One of these days, in the course of what remains of his ministerial career, Education Minister Shaik Baksh will probably do himself a serious injury if he persists in the practice of putting his foot in his mouth. From time to time, Mr. Baksh comes up with these mind-boggling pronouncements which surely lead us to believe that he gets his inspiration from another planet.
His latest extra-terrestrial theory is that there exists an “overly dependency syndrome” in which parents look to government for everything. Surely this amazing assertion must have been influenced by the fact that the Minister was at the time on stage at the Theatre Guild. Pure theatre, Minister! Pure theatre!
Mr. Baksh surely ought to have been advised by his retinue of specialists that those parents who look to government to help with the education of their children do so only out of a sense of what we in Guyana loosely refer to as ‘can’t help.’
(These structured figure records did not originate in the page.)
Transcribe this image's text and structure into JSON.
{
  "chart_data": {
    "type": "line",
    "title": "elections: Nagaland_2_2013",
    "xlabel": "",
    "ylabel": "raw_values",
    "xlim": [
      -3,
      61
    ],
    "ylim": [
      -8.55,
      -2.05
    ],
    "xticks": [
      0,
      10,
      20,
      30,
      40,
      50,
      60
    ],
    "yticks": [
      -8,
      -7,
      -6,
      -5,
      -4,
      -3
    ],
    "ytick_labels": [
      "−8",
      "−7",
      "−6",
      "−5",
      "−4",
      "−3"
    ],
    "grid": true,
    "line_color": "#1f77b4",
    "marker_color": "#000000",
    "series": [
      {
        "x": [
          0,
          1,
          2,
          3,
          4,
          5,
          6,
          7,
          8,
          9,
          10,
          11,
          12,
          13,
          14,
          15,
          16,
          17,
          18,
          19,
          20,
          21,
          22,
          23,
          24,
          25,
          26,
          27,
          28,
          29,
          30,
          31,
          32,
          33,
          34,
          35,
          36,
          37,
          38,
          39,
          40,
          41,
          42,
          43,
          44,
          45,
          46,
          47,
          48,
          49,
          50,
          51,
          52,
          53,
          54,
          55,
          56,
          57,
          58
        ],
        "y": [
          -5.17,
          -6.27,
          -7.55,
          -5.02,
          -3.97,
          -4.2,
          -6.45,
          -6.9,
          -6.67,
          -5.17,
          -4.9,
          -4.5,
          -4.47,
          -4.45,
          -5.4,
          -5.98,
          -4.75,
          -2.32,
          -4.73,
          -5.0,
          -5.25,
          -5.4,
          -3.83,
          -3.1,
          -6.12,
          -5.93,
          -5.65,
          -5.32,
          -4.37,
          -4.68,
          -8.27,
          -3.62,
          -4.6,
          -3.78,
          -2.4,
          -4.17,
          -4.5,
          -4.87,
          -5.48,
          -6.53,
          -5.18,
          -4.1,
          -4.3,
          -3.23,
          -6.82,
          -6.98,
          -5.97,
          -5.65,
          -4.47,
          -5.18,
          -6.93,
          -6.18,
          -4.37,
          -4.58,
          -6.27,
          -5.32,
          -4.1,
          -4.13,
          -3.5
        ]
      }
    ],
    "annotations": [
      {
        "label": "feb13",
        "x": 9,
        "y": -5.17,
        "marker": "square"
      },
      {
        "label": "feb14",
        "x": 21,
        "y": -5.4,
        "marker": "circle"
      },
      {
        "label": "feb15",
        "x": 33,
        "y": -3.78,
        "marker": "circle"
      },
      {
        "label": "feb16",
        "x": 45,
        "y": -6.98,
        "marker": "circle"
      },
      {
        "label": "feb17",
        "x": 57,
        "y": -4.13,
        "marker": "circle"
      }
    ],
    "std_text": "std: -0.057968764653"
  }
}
Consider these observations, Mr. Baksh! An increasing number of parents who can afford it – and even some of those who can’t – are opting to send their children to private institutions of learning. In fact the mushrooming of these institutions, some of which are decidedly fly by night in nature, is itself testimony to the growing lack of confidence in the state system.
And where parents must, through force of circumstances, depend on the state to help with their children’s education, how many of them are not opting for after-school private lessons in order to subsidize what the state has to offer?
And how many parents, Mr. Baksh, are not simply opting out of the bureaucratic requirements associated with the free school uniform distribution and simply facing the stores themselves?
And what about those parents, Mr. Baksh, who sell endless raffle tickets and hold numerous cake sales to help purchase school necessities and sometimes effect repairs which is, in fact, the job of the Ministry of Education?
And if the Ministry has no control over finding the monies to look after schools outside of Georgetown, that Mr. Minister, is hardly the fault of the parents whom you are asking, it seems, to mobilize themselves into work gangs and spend time repairing endless broken windows, leaking roofs and missing floorboards in order to forestall serious injury to their children while the Ministry contemplates the purchase of computers which, of course, are absolutely meaningless to schools that have no electricity. If parents are to become full-time maintenance men and women for state schools, Mr. Baksh, where are they to find the wherewithal to support their children?
And who says, Mr. Baksh, that those schools in Georgetown that are under the direct control of the Ministry of Education are in good physical condition. Yourself and your advisors should be checking out those schools in this very capital that lack reliable running water, have sanitary blocks that are so filthy that some children refuse to use them and probably have as many broken windows as windows that are intact. And what about some of them that have become overrun by stray animals that have turned the premises into homes and toilets?
It may well be that you mean well, Mr. Minister, but surely your proclivity for getting your comments into the newspaper is getting the better of you every time you make a public pronouncement!